But with such small packages come big limitations — namely, a satellite’s communication range. Large, far-ranging radio dishes are impossible to store in a CubeSat’s tight quarters. Instead, the satellites are equipped with smaller, less powerful antennae, restricting them to orbits below those of most geosynchronous satellites.
Now researchers at MIT have come up with a design that may significantly increase the communication range of small satellites, enabling them to travel much farther in the solar system: The team has built and tested an inflatable antenna that can fold into a compact space and inflate when in orbit.
The antenna significantly amplifies a radio signal, allowing a CubeSat to transmit data back to Earth at a higher rate. The distance that can be covered by a satellite outfitted with an inflatable antenna is seven times farther than that of existing CubeSat communications.
“With this antenna you could transmit from the moon, and even farther than that,” says Alessandra Babuscia, who led the research as a postdoc at MIT. “This antenna is one of the cheapest and most economical solutions to the problem of communications.”
The team, led by Babuscia, is part of Professor Sara Seager's research group and also includes graduate students Benjamin Corbin, Mary Knapp, and Mark Van de Loo from MIT, and Rebecca Jensen-Clem from the California Institute of Technology. The researchers, from MIT’s departments of Aeronautics and Astronautics and of Earth, Atmospheric and Planetary Sciences, have detailed their results in the journal Acta Astronautica.
‘Magic’ powder
An inflatable antenna is not a new idea. In fact, previous experiments in space have successfully tested such designs, though mostly for large satellites: To inflate these bulkier antennae, engineers install a system of pressure valves to fill them with air once in space — heavy, cumbersome equipment that would not fit within a CubeSat’s limited real estate.
Babuscia raises another concern: As small satellites are often launched as secondary payloads aboard rockets containing other scientific missions, a satellite loaded with pressure valves may backfire, with explosive consequences, jeopardizing everything on board. This is all the more reason, she says, to find a new inflation mechanism.
The team landed on a lighter, safer solution, based on sublimating powder, a chemical compound that transforms from a solid powder to a gas when exposed to low pressure.
“It’s almost like magic,” Babuscia explains. “Once you are in space, the difference in pressure triggers a chemical reaction that makes the powder sublimate from the solid state to the gas state, and that inflates the antenna.”
Testing an inflating idea
Babuscia and her colleagues built two prototype antennae, each a meter wide, out of Mylar; one resembled a cone and the other a cylinder when inflated. They determined an optimal folding configuration for each design, and packed each antenna into a 10-cubic-centimeter space within a CubeSat, along with a few grams of benzoic acid, a type of sublimating powder. The team tested each antenna’s inflation in a vacuum chamber at MIT, lowering the pressure to just above that experienced in space. In response, the powder converted to a gas, inflating both antennae to the desired shape.
The group also tested each antenna’s electromagnetic properties — an indication of how well an antenna can transmit data. In radiation simulations of both the conical and cylindrical designs, the researchers observed that the cylindrical antenna performed slightly better, transmitting data 10 times faster, and seven times farther, than existing CubeSat antennae.
An antenna made of thin Mylar, while potentially powerful, can be vulnerable to passing detritus in space. Micrometeroids, for example, can puncture a balloon, causing leaks and affecting an antenna’s performance. But Babuscia says the use of sublimating powder can circumvent the problems caused by micrometeroid impacts. She explains that a sublimating powder will only create as much gas as needed to fully inflate an antenna, leaving residual powder to sublimate later, to compensate for any later leaks or punctures.

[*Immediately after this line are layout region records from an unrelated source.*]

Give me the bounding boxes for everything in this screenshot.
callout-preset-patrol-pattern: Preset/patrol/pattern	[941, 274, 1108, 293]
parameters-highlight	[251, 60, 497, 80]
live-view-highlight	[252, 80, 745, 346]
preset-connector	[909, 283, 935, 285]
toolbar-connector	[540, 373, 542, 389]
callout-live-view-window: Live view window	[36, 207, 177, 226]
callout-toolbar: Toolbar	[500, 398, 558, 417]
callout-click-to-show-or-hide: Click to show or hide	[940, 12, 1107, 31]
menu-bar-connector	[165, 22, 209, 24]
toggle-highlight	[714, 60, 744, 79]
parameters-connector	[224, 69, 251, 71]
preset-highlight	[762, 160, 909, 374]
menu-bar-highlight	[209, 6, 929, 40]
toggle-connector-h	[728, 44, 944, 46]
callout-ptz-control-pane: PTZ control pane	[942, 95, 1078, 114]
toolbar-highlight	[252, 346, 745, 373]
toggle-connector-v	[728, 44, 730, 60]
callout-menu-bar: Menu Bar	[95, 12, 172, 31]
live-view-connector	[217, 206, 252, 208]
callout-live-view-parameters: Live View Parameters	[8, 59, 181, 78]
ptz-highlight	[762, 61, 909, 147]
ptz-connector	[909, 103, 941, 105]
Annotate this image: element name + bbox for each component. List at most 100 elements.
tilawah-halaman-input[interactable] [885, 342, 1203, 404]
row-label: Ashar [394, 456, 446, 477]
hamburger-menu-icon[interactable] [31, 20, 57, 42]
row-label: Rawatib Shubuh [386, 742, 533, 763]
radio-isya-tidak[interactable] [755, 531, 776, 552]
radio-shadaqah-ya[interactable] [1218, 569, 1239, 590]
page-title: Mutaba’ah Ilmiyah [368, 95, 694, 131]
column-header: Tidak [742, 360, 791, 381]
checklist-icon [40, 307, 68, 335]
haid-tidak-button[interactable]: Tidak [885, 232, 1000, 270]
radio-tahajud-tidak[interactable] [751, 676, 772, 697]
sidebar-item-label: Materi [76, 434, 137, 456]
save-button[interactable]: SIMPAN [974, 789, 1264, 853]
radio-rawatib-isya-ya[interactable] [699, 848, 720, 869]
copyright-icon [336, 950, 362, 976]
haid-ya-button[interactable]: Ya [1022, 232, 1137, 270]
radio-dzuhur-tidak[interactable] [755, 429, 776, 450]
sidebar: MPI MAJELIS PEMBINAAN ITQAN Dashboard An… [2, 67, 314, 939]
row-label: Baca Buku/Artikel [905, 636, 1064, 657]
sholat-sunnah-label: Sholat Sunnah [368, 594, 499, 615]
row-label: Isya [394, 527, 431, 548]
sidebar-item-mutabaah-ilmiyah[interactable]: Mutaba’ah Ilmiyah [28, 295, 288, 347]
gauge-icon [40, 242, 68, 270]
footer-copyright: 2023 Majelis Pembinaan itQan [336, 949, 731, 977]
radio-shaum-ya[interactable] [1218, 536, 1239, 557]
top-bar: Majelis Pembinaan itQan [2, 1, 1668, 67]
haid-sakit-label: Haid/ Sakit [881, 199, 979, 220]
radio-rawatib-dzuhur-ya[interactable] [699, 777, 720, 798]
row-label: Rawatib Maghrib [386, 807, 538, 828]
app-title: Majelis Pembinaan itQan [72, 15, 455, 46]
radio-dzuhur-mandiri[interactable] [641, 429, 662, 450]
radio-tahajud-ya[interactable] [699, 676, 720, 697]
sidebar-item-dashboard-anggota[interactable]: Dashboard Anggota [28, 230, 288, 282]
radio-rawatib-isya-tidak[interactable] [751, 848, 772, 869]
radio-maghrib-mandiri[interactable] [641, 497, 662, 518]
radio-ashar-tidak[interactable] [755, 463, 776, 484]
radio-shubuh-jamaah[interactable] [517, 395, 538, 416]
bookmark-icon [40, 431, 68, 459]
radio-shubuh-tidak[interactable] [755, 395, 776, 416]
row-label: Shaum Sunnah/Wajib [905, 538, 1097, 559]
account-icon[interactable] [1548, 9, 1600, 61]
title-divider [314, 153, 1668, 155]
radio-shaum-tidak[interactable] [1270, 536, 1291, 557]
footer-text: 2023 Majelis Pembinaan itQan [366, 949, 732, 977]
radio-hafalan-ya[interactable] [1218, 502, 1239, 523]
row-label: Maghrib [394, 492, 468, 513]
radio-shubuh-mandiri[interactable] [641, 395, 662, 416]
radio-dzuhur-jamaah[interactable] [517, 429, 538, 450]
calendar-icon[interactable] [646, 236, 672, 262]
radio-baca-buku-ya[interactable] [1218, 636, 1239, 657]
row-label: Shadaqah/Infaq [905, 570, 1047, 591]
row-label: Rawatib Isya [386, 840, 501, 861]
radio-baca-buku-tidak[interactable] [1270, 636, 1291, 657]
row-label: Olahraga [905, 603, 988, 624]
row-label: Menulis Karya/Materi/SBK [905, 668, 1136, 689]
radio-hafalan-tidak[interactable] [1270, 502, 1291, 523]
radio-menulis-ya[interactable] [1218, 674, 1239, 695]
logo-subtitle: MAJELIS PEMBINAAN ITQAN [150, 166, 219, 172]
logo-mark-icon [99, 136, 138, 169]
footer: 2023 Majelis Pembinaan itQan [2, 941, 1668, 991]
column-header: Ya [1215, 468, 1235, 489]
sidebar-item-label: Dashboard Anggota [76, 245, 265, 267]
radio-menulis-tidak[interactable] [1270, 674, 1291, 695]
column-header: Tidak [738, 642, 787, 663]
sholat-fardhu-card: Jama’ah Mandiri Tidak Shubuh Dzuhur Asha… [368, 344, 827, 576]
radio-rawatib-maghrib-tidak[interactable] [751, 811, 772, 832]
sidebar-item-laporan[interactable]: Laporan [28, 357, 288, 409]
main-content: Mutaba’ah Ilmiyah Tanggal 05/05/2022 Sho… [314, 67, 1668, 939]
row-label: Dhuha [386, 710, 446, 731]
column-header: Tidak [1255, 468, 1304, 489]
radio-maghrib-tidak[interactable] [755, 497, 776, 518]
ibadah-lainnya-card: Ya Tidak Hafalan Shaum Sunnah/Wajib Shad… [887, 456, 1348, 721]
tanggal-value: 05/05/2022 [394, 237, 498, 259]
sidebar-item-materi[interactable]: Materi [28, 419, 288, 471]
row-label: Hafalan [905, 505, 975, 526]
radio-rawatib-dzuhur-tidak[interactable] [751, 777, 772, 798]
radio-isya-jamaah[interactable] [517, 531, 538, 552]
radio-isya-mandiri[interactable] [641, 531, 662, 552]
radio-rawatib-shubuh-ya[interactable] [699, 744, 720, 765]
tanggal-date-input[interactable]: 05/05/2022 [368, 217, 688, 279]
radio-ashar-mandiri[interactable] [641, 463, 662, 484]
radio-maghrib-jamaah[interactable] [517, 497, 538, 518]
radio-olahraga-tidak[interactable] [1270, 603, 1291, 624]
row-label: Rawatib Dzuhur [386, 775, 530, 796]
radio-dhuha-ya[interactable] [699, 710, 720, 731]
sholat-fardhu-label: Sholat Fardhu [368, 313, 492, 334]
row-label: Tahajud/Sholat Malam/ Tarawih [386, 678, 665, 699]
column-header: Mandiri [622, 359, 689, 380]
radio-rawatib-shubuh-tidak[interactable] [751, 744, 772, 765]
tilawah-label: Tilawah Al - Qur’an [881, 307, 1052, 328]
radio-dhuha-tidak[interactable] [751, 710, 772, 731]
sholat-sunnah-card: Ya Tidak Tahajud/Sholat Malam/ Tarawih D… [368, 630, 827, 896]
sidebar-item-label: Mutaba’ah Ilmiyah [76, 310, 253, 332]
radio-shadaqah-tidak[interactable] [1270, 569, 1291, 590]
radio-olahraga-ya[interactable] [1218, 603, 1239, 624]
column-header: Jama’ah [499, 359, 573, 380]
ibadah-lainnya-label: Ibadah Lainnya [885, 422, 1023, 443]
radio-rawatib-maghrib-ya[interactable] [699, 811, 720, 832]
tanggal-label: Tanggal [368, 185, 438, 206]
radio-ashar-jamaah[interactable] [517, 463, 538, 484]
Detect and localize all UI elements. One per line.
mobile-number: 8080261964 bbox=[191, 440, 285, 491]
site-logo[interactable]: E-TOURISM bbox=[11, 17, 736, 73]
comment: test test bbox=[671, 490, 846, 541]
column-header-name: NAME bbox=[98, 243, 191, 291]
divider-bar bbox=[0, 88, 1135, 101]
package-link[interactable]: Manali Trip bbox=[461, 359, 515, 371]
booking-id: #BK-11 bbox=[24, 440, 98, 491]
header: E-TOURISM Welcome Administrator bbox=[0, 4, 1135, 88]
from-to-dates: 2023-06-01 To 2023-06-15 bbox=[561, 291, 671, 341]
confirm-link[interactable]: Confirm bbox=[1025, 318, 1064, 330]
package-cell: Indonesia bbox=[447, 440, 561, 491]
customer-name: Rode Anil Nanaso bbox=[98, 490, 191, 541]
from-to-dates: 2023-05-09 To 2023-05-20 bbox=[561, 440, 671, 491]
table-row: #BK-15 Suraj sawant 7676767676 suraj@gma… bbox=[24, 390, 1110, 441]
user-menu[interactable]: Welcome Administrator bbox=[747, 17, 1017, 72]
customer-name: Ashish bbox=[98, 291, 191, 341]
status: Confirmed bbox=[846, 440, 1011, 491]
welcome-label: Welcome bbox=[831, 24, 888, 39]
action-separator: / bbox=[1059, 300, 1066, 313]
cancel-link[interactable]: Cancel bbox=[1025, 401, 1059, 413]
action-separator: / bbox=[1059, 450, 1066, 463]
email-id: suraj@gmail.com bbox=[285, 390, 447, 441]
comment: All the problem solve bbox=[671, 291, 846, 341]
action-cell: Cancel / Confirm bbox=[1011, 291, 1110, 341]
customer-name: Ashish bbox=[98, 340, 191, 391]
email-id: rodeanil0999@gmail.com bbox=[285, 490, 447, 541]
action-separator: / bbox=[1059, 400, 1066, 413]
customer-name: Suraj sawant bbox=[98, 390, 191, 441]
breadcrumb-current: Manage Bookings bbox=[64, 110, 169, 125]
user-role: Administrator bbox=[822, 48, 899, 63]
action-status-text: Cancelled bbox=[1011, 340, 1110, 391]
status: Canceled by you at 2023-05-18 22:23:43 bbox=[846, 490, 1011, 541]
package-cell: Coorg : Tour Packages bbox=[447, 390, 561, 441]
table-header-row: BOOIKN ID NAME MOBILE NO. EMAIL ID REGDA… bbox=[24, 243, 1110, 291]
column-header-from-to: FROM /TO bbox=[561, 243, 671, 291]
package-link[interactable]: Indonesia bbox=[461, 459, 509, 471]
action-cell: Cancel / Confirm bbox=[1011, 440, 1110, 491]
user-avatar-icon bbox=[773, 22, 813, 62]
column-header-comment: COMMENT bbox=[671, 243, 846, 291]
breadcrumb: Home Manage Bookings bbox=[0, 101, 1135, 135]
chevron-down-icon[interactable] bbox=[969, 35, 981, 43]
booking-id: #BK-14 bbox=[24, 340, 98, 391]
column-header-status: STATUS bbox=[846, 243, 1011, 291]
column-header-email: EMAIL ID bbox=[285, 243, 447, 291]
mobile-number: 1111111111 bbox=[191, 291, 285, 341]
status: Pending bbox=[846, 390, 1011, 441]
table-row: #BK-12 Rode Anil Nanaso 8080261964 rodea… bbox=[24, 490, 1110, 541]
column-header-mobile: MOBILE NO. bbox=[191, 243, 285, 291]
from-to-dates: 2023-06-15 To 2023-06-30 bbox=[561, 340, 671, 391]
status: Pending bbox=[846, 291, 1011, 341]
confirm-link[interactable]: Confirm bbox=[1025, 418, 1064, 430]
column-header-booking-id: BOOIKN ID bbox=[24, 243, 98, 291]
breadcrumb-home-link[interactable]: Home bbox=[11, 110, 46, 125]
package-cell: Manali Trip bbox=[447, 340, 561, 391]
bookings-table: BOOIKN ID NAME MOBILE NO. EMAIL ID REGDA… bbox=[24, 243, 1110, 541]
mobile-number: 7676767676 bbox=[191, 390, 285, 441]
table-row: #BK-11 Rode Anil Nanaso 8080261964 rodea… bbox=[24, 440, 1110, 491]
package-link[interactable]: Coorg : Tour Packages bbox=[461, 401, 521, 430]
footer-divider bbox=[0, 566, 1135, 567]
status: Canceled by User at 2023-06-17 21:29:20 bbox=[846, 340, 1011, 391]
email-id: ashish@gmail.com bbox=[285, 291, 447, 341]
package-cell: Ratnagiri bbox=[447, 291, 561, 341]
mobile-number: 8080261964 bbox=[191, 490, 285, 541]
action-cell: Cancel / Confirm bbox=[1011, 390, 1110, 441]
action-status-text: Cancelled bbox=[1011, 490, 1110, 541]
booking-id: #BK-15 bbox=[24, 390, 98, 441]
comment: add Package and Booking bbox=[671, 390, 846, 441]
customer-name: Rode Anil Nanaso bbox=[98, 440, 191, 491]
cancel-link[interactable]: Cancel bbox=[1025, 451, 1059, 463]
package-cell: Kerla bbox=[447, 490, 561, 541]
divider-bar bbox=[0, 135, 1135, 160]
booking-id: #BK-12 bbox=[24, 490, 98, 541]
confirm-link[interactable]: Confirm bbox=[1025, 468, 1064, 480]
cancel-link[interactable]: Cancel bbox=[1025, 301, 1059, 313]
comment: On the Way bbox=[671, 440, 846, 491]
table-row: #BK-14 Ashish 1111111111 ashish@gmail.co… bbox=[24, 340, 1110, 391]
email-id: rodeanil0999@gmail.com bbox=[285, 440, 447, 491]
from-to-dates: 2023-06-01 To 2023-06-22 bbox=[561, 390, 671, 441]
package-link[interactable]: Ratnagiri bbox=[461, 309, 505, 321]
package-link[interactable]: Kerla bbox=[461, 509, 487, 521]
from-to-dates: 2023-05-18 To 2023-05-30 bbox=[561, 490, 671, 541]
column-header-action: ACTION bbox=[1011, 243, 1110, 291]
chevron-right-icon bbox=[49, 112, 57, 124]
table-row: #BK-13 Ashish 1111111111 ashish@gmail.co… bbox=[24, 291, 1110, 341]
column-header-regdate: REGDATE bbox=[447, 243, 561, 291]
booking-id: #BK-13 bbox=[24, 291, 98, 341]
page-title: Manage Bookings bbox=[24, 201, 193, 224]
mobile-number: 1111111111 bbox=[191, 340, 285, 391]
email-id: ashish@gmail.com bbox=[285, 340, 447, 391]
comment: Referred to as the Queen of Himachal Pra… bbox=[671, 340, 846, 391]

The group tested this theory in a coarse simulation, modeling the inflatable antenna’s behavior with different frequency of impacts to assess how much of an antenna’s surface may be punctured and how much air may leak out without compromising its performance. The researchers found that with the right sublimating powder, the lifetime of a CubeSat’s inflatable antenna may be a few years, even if it is riddled with small holes.
Kar-Ming Cheung, an engineer specializing in space communications operations at NASA’s Jet Propulsion Laboratory (JPL), says the group’s design addresses today’s main limitations in CubeSat communications: size, weight and power.
“A directional antenna has been out of the question for CubeSats,” says Cheung, who was not involved in the research. “An inflatable antenna would enable orders of magnitude improvement in data return. This idea is very promising.”
Babuscia says future tests may involve creating tiny holes in a prototype and inflating it in a vacuum chamber to see how much powder would be required to keep the antenna inflated. She is now continuing to refine the antenna design at JPL.
“In the end, what’s going to make the success of CubeSat communications will be a lot of different ideas, and the ability of engineers to find the right solution for each mission,” Babuscia says. “So inflatable antennae could be for a spacecraft going by itself to an asteroid. For another problem, you’d need another solution. But all this research builds a set of options to allow these spacecraft, made directly by universities, to fly in deep space.”